Yuval Noah Harari on big data, Google and the end of free will

From: Financial Times

Yuval Noah Harari

Forget about listening to ourselves. In the age of data, algorithms have the answer, writes the historian Yuval Noah Harari

For thousands of years humans believed that authority came from the gods. Then, during the modern era, humanism gradually shifted authority from deities to people. Jean-Jacques Rousseau summed up this revolution in Emile, his 1762 treatise on education. When looking for the rules of conduct in life, Rousseau found them “in the depths of my heart, traced by nature in characters which nothing can efface. I need only consult myself with regard to what I wish to do; what I feel to be good is good, what I feel to be bad is bad.” Humanist thinkers such as Rousseau convinced us that our own feelings and desires were the ultimate source of meaning, and that our free will was, therefore, the highest authority of all.
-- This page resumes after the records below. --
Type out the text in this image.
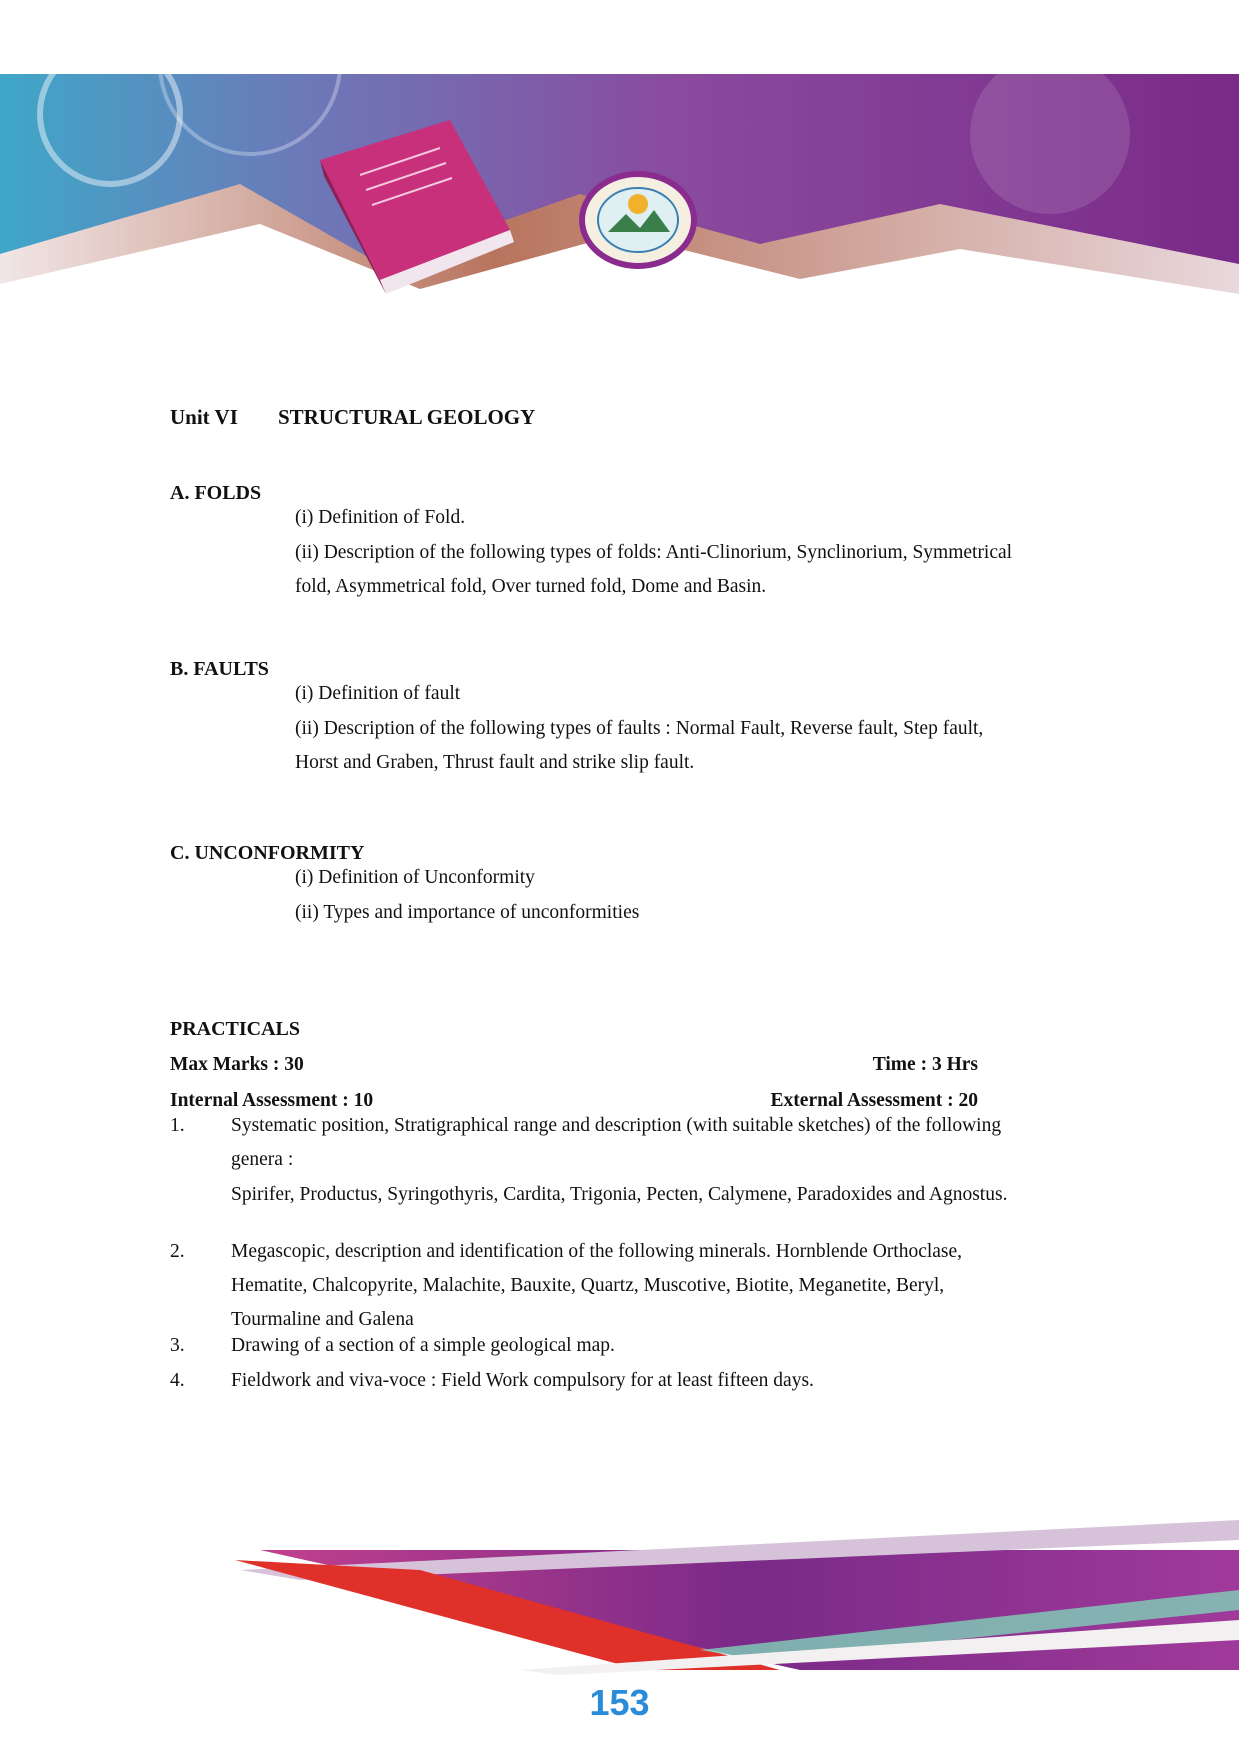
Unit VI STRUCTURAL GEOLOGY
A. FOLDS
(i) Definition of Fold.
(ii) Description of the following types of folds: Anti-Clinorium, Synclinorium, Symmetrical fold, Asymmetrical fold, Over turned fold, Dome and Basin.
B. FAULTS
(i) Definition of fault
(ii) Description of the following types of faults : Normal Fault, Reverse fault, Step fault, Horst and Graben, Thrust fault and strike slip fault.
C. UNCONFORMITY
(i) Definition of Unconformity
(ii) Types and importance of unconformities
PRACTICALS
Max Marks : 30	Time : 3 Hrs
Internal Assessment : 10	External Assessment : 20
1. Systematic position, Stratigraphical range and description (with suitable sketches) of the following genera :
Spirifer, Productus, Syringothyris, Cardita, Trigonia, Pecten, Calymene, Paradoxides and Agnostus.
2. Megascopic, description and identification of the following minerals. Hornblende Orthoclase, Hematite, Chalcopyrite, Malachite, Bauxite, Quartz, Muscotive, Biotite, Meganetite, Beryl, Tourmaline and Galena
3. Drawing of a section of a simple geological map.
4. Fieldwork and viva-voce : Field Work compulsory for at least fifteen days.
153
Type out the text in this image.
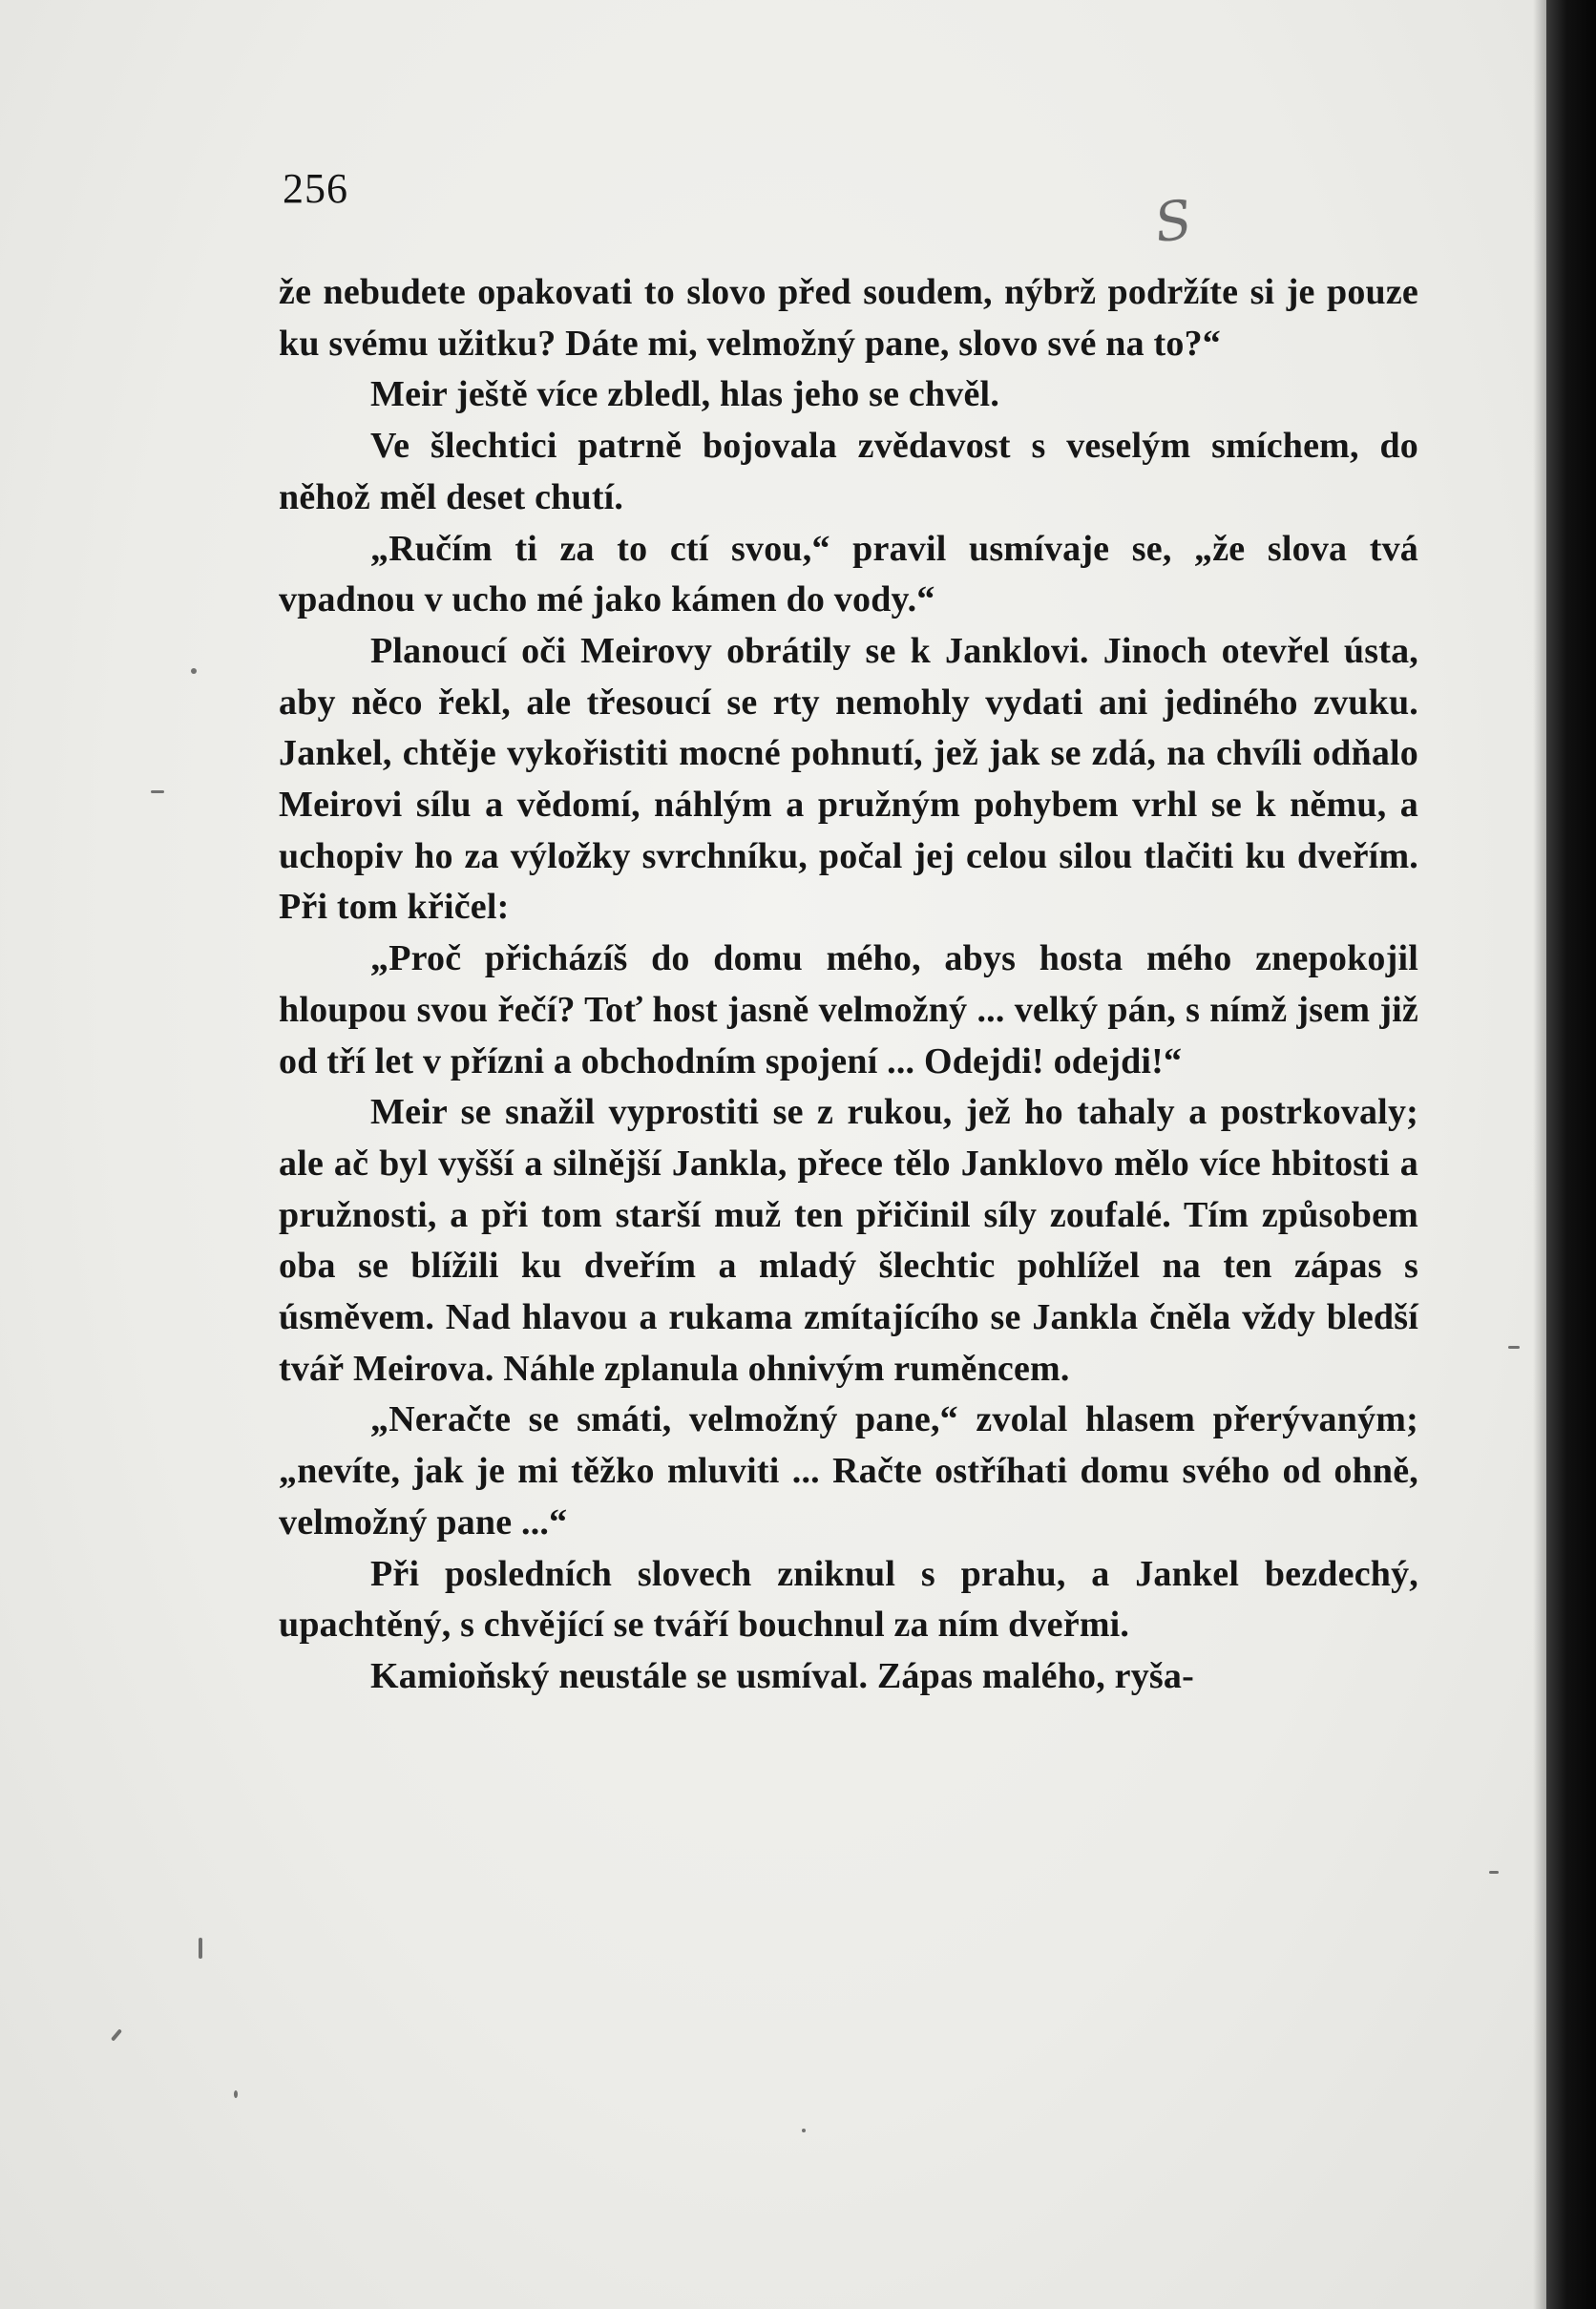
256
S

že nebudete opakovati to slovo před soudem, nýbrž podržíte si je pouze ku svému užitku? Dáte mi, velmožný pane, slovo své na to?“

Meir ještě více zbledl, hlas jeho se chvěl.

Ve šlechtici patrně bojovala zvědavost s veselým smíchem, do něhož měl deset chutí.

„Ručím ti za to ctí svou,“ pravil usmívaje se, „že slova tvá vpadnou v ucho mé jako kámen do vody.“

Planoucí oči Meirovy obrátily se k Janklovi. Jinoch otevřel ústa, aby něco řekl, ale třesoucí se rty nemohly vydati ani jediného zvuku. Jankel, chtěje vykořistiti mocné pohnutí, jež jak se zdá, na chvíli odňalo Meirovi sílu a vědomí, náhlým a pružným pohybem vrhl se k němu, a uchopiv ho za výložky svrchníku, počal jej celou silou tlačiti ku dveřím. Při tom křičel:

„Proč přicházíš do domu mého, abys hosta mého znepokojil hloupou svou řečí? Toť host jasně velmožný ... velký pán, s nímž jsem již od tří let v přízni a obchodním spojení ... Odejdi! odejdi!“

Meir se snažil vyprostiti se z rukou, jež ho tahaly a postrkovaly; ale ač byl vyšší a silnější Jankla, přece tělo Janklovo mělo více hbitosti a pružnosti, a při tom starší muž ten přičinil síly zoufalé. Tím způsobem oba se blížili ku dveřím a mladý šlechtic pohlížel na ten zápas s úsměvem. Nad hlavou a rukama zmítajícího se Jankla čněla vždy bledší tvář Meirova. Náhle zplanula ohnivým ruměncem.

„Neračte se smáti, velmožný pane,“ zvolal hlasem přerývaným; „nevíte, jak je mi těžko mluviti ... Račte ostříhati domu svého od ohně, velmožný pane ...“

Při posledních slovech zniknul s prahu, a Jankel bezdechý, upachtěný, s chvějící se tváří bouchnul za ním dveřmi.

Kamioňský neustále se usmíval. Zápas malého, ryša-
Now, a fresh shift is taking place. Just as divine authority was legitimised by religious mythologies, and human authority was legitimised by humanist ideologies, so high-tech gurus and Silicon Valley prophets are creating a new universal narrative that legitimises the authority of algorithms and Big Data. This novel creed may be called “Dataism”. In its extreme form, proponents of the Dataist worldview perceive the entire universe as a flow of data, see organisms as little more than biochemical algorithms and believe that humanity’s cosmic vocation is to create an all-encompassing data-processing system — and then merge into it.